AWG 2002 §2 Abs6 Z3;
AWG 2002 §2 Abs6 Z4;
AWG 2002 §24a Abs1;
AWG Tir 2008 §10;
AWG Tir 2008 §20 Abs1 lita;
AWG Tir 2008 §4;

Betreff

Der Verwaltungsgerichtshof hat durch den Vorsitzenden Senatspräsident Dr. Bumberger und die Hofräte Dr. N. Bachler und Mag. Haunold als Richter, im Beisein der Schriftführerin Mag. Artmann, über die Beschwerde der I F in I, vertreten durch Dr. Martin Eisenberger, Rechtsanwalt in 8010 Graz, Hilmgasse 10, gegen den Bescheid des Unabhängigen Verwaltungssenates in Tirol vom 2. April 2012, Zl. uvs-2011/K7/2795-10, betreffend Übertretung nach dem Tiroler Abfallwirtschaftsgesetz (weitere Partei: Tiroler Landesregierung), zu Recht erkannt:

Spruch

Die Beschwerde wird als unbegründet abgewiesen.

Die beschwerdeführende Partei hat dem Land Tirol Aufwendungen in der Höhe von EUR 610,60 binnen zwei Wochen bei sonstiger Exekution zu ersetzen.

Begründung

Die Bezirkshauptmannschaft Innsbruck (BH) erließ gegen die beschwerdeführende Partei das Straferkenntnis vom 17. Juni 2011 mit folgendem Spruch:

"Es wird Ihnen (beschwerdeführende Partei) als handelsrechtliche Geschäftsführerin und damit als gemäß § 9 Abs. 1 Verwaltungsstrafgesetz 1991 nach außen hin vertretungsbefugtes und somit verwaltungsstrafrechtlich verantwortliches Organ der Firma F. GmbH und Co. KG ..., zur Last gelegt, dafür verantwortlich zu sein, dass die vorher genannte Gesellschaft seit ca. zwei Jahren (vor dem 15. 06. 2010), jedenfalls jedoch am 16. 04. 2010, 14. 06. 2010 sowie am 15. 06. 2010, einen Teil des in den Gemeinden des Abfallbeseitigungsverbandes der Region 10 angefallenen Sperrmüll, als Abfallsammlerin (Übernehmer) übernommen und verwertet hat, obwohl es sich bei Sperrmüll um Hausmüll im Sinne des § 2 Abs. 1 Tiroler Abfallwirtschaftsgesetz idF LGBl. Nr. 3/2008 handelt und dieser somit der Abfuhrpflicht nach § 10 dieses Gesetzes unterliegt.
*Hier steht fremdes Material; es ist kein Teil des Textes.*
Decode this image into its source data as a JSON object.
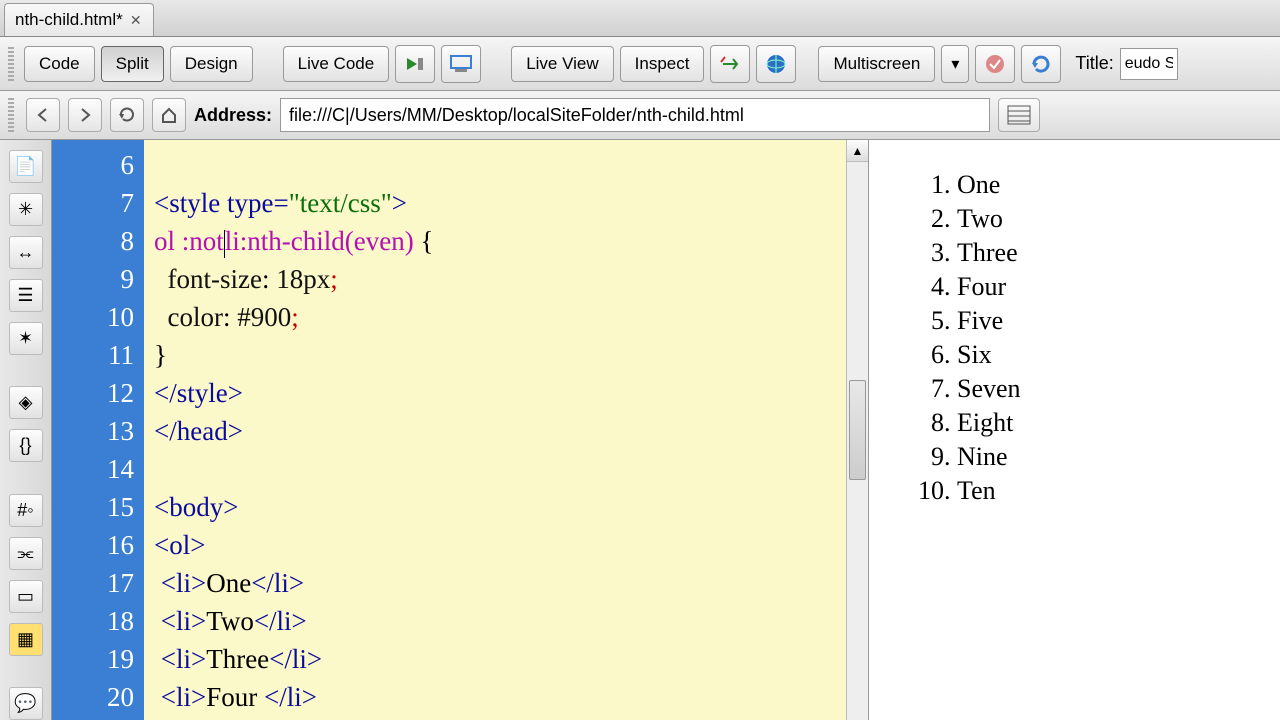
{
  "tab": {
    "title": "nth-child.html*"
  },
  "toolbar": {
    "code": "Code",
    "split": "Split",
    "design": "Design",
    "livecode": "Live Code",
    "liveview": "Live View",
    "inspect": "Inspect",
    "multiscreen": "Multiscreen",
    "title_label": "Title:",
    "title_value": "eudo S"
  },
  "address": {
    "label": "Address:",
    "value": "file:///C|/Users/MM/Desktop/localSiteFolder/nth-child.html"
  },
  "gutter": [
    "6",
    "7",
    "8",
    "9",
    "10",
    "11",
    "12",
    "13",
    "14",
    "15",
    "16",
    "17",
    "18",
    "19",
    "20"
  ],
  "code": {
    "l7_open": "<style ",
    "l7_attr": "type=",
    "l7_val": "\"text/css\"",
    "l7_close": ">",
    "l8_sel_a": "ol ",
    "l8_sel_b": ":not",
    "l8_sel_c": "li:nth-child(even)",
    "l8_brace": " {",
    "l9_prop": "font-size",
    "l9_colon": ": ",
    "l9_val": "18px",
    "l9_semi": ";",
    "l10_prop": "color",
    "l10_colon": ": ",
    "l10_val": "#900",
    "l10_semi": ";",
    "l11": "}",
    "l12": "</style>",
    "l13": "</head>",
    "l15": "<body>",
    "l16": "<ol>",
    "l17_open": "<li>",
    "l17_text": "One",
    "l17_close": "</li>",
    "l18_open": "<li>",
    "l18_text": "Two",
    "l18_close": "</li>",
    "l19_open": "<li>",
    "l19_text": "Three",
    "l19_close": "</li>",
    "l20_open": "<li>",
    "l20_text": "Four ",
    "l20_close": "</li>"
  },
  "preview": {
    "items": [
      "One",
      "Two",
      "Three",
      "Four",
      "Five",
      "Six",
      "Seven",
      "Eight",
      "Nine",
      "Ten"
    ]
  }
}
Sie haben es somit zu verantworten, dass dieser der Abfuhrpflicht nach § 10 des Tiroler Abfallwirtschaftsgesetzes idF LGBl. Nr. 3/2008 unterliegende Abfall nicht zu der öffentlichen Behandlungsanlage des hiezu festgelegten Einzugsbereiches verbracht wurde.

Gemäß § 6 lit. d iVm § 7 lit. c Ziff. 1 der Abfallwirtschaftskonzept-Verordnung, LGBl. Nr. 1/1993, idF LGBl. Nr. 83/2008, ist für den Einzugsbereich der Gemeinden Leutasch, Reith bei Seefeld, Scharnitz und Seefeld i.T., die Umladestation 'Ochsentanne' auf Gp 2880/152, KG Leutasch, als Deponiestandort festgelegt.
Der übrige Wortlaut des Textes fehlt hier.